Y se los instrumentos jurídicos hoy existentes son ineficaces o falseados, hay que inventar nuevos, hay que libertarse de la institucionalidad construida por la representación, pues en esa no se permite una intervención real del pueblo en la tomada de decisiones políticas. La elección, componente de una visión democrática formal, permite que se decida quien irá decidir, no más.
Pero nosotros demócratas hemos que ser más ambiciosos y exigentes.

3 comentários:

Tarso disse...

Parabéns pela palestra! Está podendo no espanhol hem! Qual o nome do evento?

Miguel Godoy disse...

Vamos ao debate: Professora, dizer que a soberania popular é um mito não é um pouco forte demais?

Eu entendo que vc busca fazer uma crítica a partir da compreensão circunstancial vivida por nós brasileiros. Nesse sentido, sim, a soberania realmente é uma ficção.

Mas é uma ficção porque fazem dela uma ficção e não porque ela assim o seja.

Não acredito que a soberania popular seja um mito, uma abstração metafísica que está em tudo e, por isso, também não está em lugar nenhum.

O argumento de que Constituições autoritárias também tinham como princípio a soberania popular e por isso esse instituto é uma ficção é fraco. Ora, não é só porque está escrito que a Constituição tem por princípio a soberania popular que ela assim, de fato, o terá. É como dizer que algo é democrático. Ora, eu posso dizer que algo é democrático sem o ser. Eu posso dar o nome de DEMOCRATAS a algo que é profunda e historicamente anti-democrático ;)

Mais do que colocar de forma escrita, formal, é também permitir, incentivar, o exercício dessa soberania popular, justamente para que ela não seja uma ficção.

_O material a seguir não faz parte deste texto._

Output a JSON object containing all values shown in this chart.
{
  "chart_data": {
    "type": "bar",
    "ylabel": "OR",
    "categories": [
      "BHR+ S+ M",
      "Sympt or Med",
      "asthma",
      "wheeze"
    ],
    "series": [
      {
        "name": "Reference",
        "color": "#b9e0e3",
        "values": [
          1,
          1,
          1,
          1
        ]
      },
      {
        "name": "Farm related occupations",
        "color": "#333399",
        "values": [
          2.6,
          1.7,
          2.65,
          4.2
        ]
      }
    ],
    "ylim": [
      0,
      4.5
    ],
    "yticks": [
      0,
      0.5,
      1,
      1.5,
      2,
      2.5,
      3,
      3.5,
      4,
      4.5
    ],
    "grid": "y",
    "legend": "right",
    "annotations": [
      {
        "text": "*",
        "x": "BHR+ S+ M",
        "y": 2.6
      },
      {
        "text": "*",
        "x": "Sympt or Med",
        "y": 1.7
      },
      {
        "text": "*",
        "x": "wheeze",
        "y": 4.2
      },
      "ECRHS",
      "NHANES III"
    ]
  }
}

Estabelecer o que é ou não expressão da soberania, definir quem é o povo, etc. são dificuldades que podem e devem ser enfrentadas. Podem ser as maiorias, podem ser as minorias... podem ser vontades expressadas em eleições, em outros espaços de discussão e decisão, etc. Que esses momentos (eleições) e espaços também são passíveis de críticas nós já sabemos. Mas suas deficiências não eliminam a soberania do povo.

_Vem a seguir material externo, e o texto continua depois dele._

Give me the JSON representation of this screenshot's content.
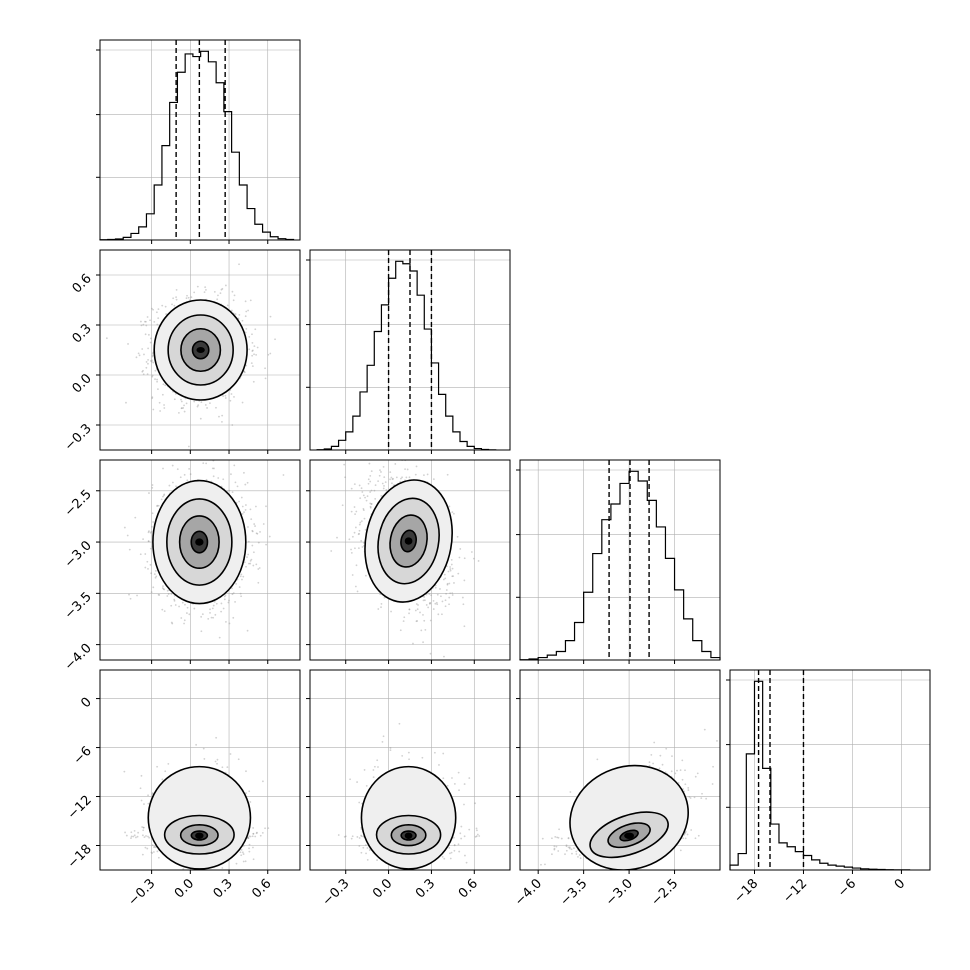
{
  "chart_data": {
    "type": "corner",
    "title": "",
    "parameters": [
      "",
      "",
      "",
      ""
    ],
    "colors": {
      "line": "#000000",
      "grid": "#b0b0b0",
      "points": "#9a9a9a",
      "background": "#ffffff"
    },
    "grid": true,
    "axes": [
      {
        "ticks": [
          -0.3,
          0.0,
          0.3,
          0.6
        ],
        "tick_labels": [
          "−0.3",
          "0.0",
          "0.3",
          "0.6"
        ],
        "range": [
          -0.7,
          0.85
        ]
      },
      {
        "ticks": [
          -0.3,
          0.0,
          0.3,
          0.6
        ],
        "tick_labels": [
          "−0.3",
          "0.0",
          "0.3",
          "0.6"
        ],
        "range": [
          -0.55,
          0.85
        ]
      },
      {
        "ticks": [
          -4.0,
          -3.5,
          -3.0,
          -2.5
        ],
        "tick_labels": [
          "−4.0",
          "−3.5",
          "−3.0",
          "−2.5"
        ],
        "range": [
          -4.2,
          -2.0
        ]
      },
      {
        "ticks": [
          -18,
          -12,
          -6,
          0
        ],
        "tick_labels": [
          "−18",
          "−12",
          "−6",
          "0"
        ],
        "range": [
          -21,
          3.5
        ]
      }
    ],
    "y_ticks": [
      [],
      {
        "ticks": [
          -0.3,
          0.0,
          0.3,
          0.6
        ],
        "tick_labels": [
          "−0.3",
          "0.0",
          "0.3",
          "0.6"
        ],
        "range": [
          -0.45,
          0.75
        ]
      },
      {
        "ticks": [
          -4.0,
          -3.5,
          -3.0,
          -2.5
        ],
        "tick_labels": [
          "−4.0",
          "−3.5",
          "−3.0",
          "−2.5"
        ],
        "range": [
          -4.15,
          -2.2
        ]
      },
      {
        "ticks": [
          -18,
          -12,
          -6,
          0
        ],
        "tick_labels": [
          "−18",
          "−12",
          "−6",
          "0"
        ],
        "range": [
          -21,
          3.5
        ]
      }
    ],
    "marginals": [
      {
        "quantiles": [
          -0.11,
          0.07,
          0.27
        ],
        "bin_edges": [
          -0.7,
          -0.64,
          -0.58,
          -0.52,
          -0.46,
          -0.4,
          -0.34,
          -0.28,
          -0.22,
          -0.16,
          -0.1,
          -0.04,
          0.02,
          0.08,
          0.14,
          0.2,
          0.26,
          0.32,
          0.38,
          0.44,
          0.5,
          0.56,
          0.62,
          0.68,
          0.74,
          0.8
        ],
        "counts": [
          2,
          4,
          8,
          20,
          50,
          100,
          200,
          420,
          720,
          1050,
          1280,
          1420,
          1400,
          1440,
          1360,
          1200,
          980,
          670,
          420,
          240,
          120,
          60,
          25,
          10,
          4
        ]
      },
      {
        "quantiles": [
          0.0,
          0.15,
          0.3
        ],
        "bin_edges": [
          -0.5,
          -0.45,
          -0.4,
          -0.35,
          -0.3,
          -0.25,
          -0.2,
          -0.15,
          -0.1,
          -0.05,
          0.0,
          0.05,
          0.1,
          0.15,
          0.2,
          0.25,
          0.3,
          0.35,
          0.4,
          0.45,
          0.5,
          0.55,
          0.6,
          0.65,
          0.7,
          0.75
        ],
        "counts": [
          2,
          8,
          30,
          80,
          150,
          280,
          480,
          700,
          980,
          1200,
          1420,
          1560,
          1540,
          1480,
          1280,
          1000,
          720,
          460,
          280,
          150,
          70,
          30,
          12,
          4,
          1
        ]
      },
      {
        "quantiles": [
          -3.22,
          -2.99,
          -2.78
        ],
        "bin_edges": [
          -4.2,
          -4.1,
          -4.0,
          -3.9,
          -3.8,
          -3.7,
          -3.6,
          -3.5,
          -3.4,
          -3.3,
          -3.2,
          -3.1,
          -3.0,
          -2.9,
          -2.8,
          -2.7,
          -2.6,
          -2.5,
          -2.4,
          -2.3,
          -2.2,
          -2.1,
          -2.0
        ],
        "counts": [
          2,
          8,
          20,
          40,
          70,
          160,
          310,
          560,
          880,
          1160,
          1290,
          1460,
          1560,
          1480,
          1320,
          1100,
          840,
          580,
          340,
          160,
          70,
          20
        ]
      },
      {
        "quantiles": [
          -17.5,
          -16.1,
          -12.0
        ],
        "bin_edges": [
          -21,
          -20,
          -19,
          -18,
          -17,
          -16,
          -15,
          -14,
          -13,
          -12,
          -11,
          -10,
          -9,
          -8,
          -7,
          -6,
          -5,
          -4,
          -3,
          -2,
          -1,
          0,
          1
        ],
        "counts": [
          100,
          340,
          2400,
          3900,
          2100,
          950,
          560,
          480,
          380,
          300,
          210,
          140,
          100,
          80,
          60,
          40,
          25,
          15,
          10,
          6,
          3,
          2
        ]
      }
    ],
    "pairs": [
      {
        "x": 0,
        "y": 1,
        "x_mean": 0.08,
        "y_mean": 0.15,
        "x_sd": 0.18,
        "y_sd": 0.15,
        "corr": 0.0,
        "skew": 0
      },
      {
        "x": 0,
        "y": 2,
        "x_mean": 0.07,
        "y_mean": -3.0,
        "x_sd": 0.18,
        "y_sd": 0.3,
        "corr": 0.0,
        "skew": 0
      },
      {
        "x": 1,
        "y": 2,
        "x_mean": 0.14,
        "y_mean": -2.99,
        "x_sd": 0.15,
        "y_sd": 0.3,
        "corr": -0.3,
        "skew": 0
      },
      {
        "x": 0,
        "y": 3,
        "x_mean": 0.07,
        "y_mean": -16.8,
        "x_sd": 0.18,
        "y_sd": 3.3,
        "corr": 0.0,
        "skew": 1
      },
      {
        "x": 1,
        "y": 3,
        "x_mean": 0.14,
        "y_mean": -16.8,
        "x_sd": 0.15,
        "y_sd": 3.3,
        "corr": 0.0,
        "skew": 1
      },
      {
        "x": 2,
        "y": 3,
        "x_mean": -3.0,
        "y_mean": -16.8,
        "x_sd": 0.3,
        "y_sd": 3.3,
        "corr": 0.55,
        "skew": 1
      }
    ]
  }
}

Essa soberania se manifesta, seja em grandes momentos (diretas, impeachment, etc.), seja em pequenos momentos (por que não considerar movimentos locais, regionais como expressão da soberania popular?).

Talvez essa nossa insatisfação com a política representativa não esteja ligada mais a origem dessa política representativa? A essa origem elitista, segregacionista, desigual por natureza????

Bjs,
Miguel Godoy

Desiree disse...

Oi Mig.
Vamos ao debate.
Não consigo discordar de você. Por isso eu coloco a ficção da soberania popular a partir da mitologia da representação política. Pela representação, no nosso sistema e nos demais até hoje existentes, não há soberania popular.
E, como você disse, não basta estar na constituição.
Para que a soberania popular deixe de ser uma ficção, impõe-se a criação, a invenção de espaços deste exercício, para além dos que estão hoje institucionalizados.
Esta, talvez, seja a maior tarefa da academia e da cidadania.